Surrogacy Gone Wild Treats Babies Like Orders to Be Filled
COMMENTARY: A report that a Chinese billionaire fathered more than 100 U.S. children poses a monumental human-rights issue.
The Wall Street Journal’s recent story on surrogacy exposed U.S.-based baby-sale agencies helping “ultra-wealthy Chinese nationals” sire small armies of offspring around the world. One video-game billionaire, Xu Bo, fathered more than 100 U.S. children. These men want to build business empires with their sons. Catholics and all people of goodwill should be outraged.
As the Journal reports, “a sophisticated international market of American surrogacy agencies, law firms, clinics, delivery agencies and nanny services — even to pick up the newborns from hospitals — has risen to accommodate the demand, permitting parents to ship their genetic material abroad and get a baby delivered back, at a cost of up to $200,000 per child.”
Some Chinese executives intend to marry their daughters off to influential men. One man “purchased dozens of eggs from models, a finance Ph.D. and a musician, at costs ranging from $6,000 to $7,500 each.”
Surrogacy is illegal in China, but virtually unregulated in America. Birthright citizenship means these children will be U.S. citizens, eligible to vote, hold public office, and even run for president. That fact produces a cascade of misguided incentives and problematic outcomes. But I’m more concerned about the human side of this equation.
Xu Bo, a Chinese national, sued in U.S. court via video to assert his parental rights over children he never met, whose mothers he never met, and whose lives he would like to control remotely from China. These children of the surrogacy industry will be raised neither by their genetic mothers nor their birth mothers. It is hard to imagine that children with more than 100 half-siblings will have authentic relationships with a father who did not even appear in person at the court proceedings that would establish his parental rights.
Some time ago, our culture abandoned the bedrock Christian view of children as vulnerable, precious images of God. Society has now deteriorated to the point that children literally are products manufactured to satisfy adult desires. According to the Journal article, “the owner of one surrogacy agency in California said he had helped fill an order for a Chinese parent seeking 100 children in the past few years, a request spread over several agencies.”
Did you catch that? The agency “filled an order” for children.
As Catholics, we believe every human child, however conceived, is a precious gift from God. That is why we welcome every child, including children conceived through rape and incest. That doesn’t mean we should not have laws against rape and incest. We must never regret a child conceived through IVF, surrogacy or whatever high-tech, post-human fertility procedures may come next. We still should outlaw the procedures themselves, for our own citizens as well as for foreigners taking advantage of reproductive tourism.
Perhaps you are a child of surrogacy or IVF. Maybe you feel loved and wanted and your parents are wonderful. I’m happy for you. You were lucky. But surely you can agree that a humane legal system ought to protect the unlucky and the vulnerable. Under current U.S. law, it is the people with money who are protected: They get to do anything they want. The children must simply accept whatever the adults choose to give them.

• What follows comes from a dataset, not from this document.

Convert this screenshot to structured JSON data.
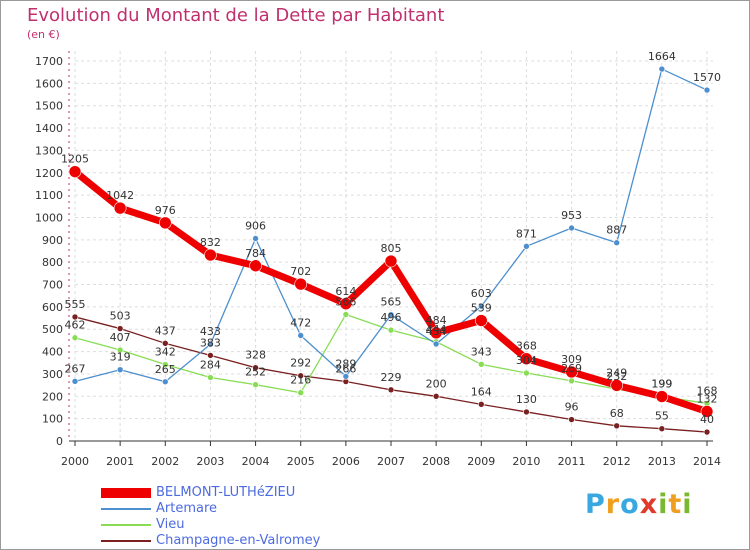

I hope you are troubled by the heartless attitudes of these billionaires. You were lucky enough to have loving parents. But calloused men like these billionaires are hiding behind you and the other smiling babies on IVF clinic brochures.
The Catholic Church elevated the world’s attitude toward the vulnerable. In the world the Church found, children were disposable at the whim of the paterfamilias. Unwanted or “imperfect” children were exposed and left to die. In the world the Church made, people began to see children as precious gifts from God.
We’re backsliding — and not just in communist China, but in the post-Christian West. Our Big Tech innovators are deeply committed to the baby-making industry. Elon Musk is the father of 14 children born using a variety of impersonal techniques. PayPal founder Peter Thiel is an investor in a chain of IVF clinics.
Every child deserves what God inscribed in our nature: a relationship with his or her biological mother and father, married to each other. We know that many children must make do with less. But one kind of tragic failure does not justify even more radical forms of separation of children from their parents.
American abolitionists felt horror when they watched children plucked away from their mothers and sold at auction at Congo Square in New Orleans. Defenders of slavery had their arguments ready: They spoke about “property rights” and “states’ rights.” But they knew, on some level, that what they defended was wrong. Human beings are not property and should not be for sale.
The natural law, inscribed on our hearts, likewise tells us that wombs aren’t motel rooms and shouldn’t be for rent. Babies aren’t commodities that some high-tech DoorDash can deliver to us for cash. Children should not be for sale. Children need relationships with their own mothers and fathers. Adults need to accept limits to their desires, no matter how much money they may have.
Buying and selling people is wrong. We could not make slavery acceptable by regulating the working conditions of the slaves. Likewise, we cannot paste enough regulatory bandages on the infertility industry to make it acceptable to buy and sell babies.
Shut it down. All of it. Including the Chinese billionaires.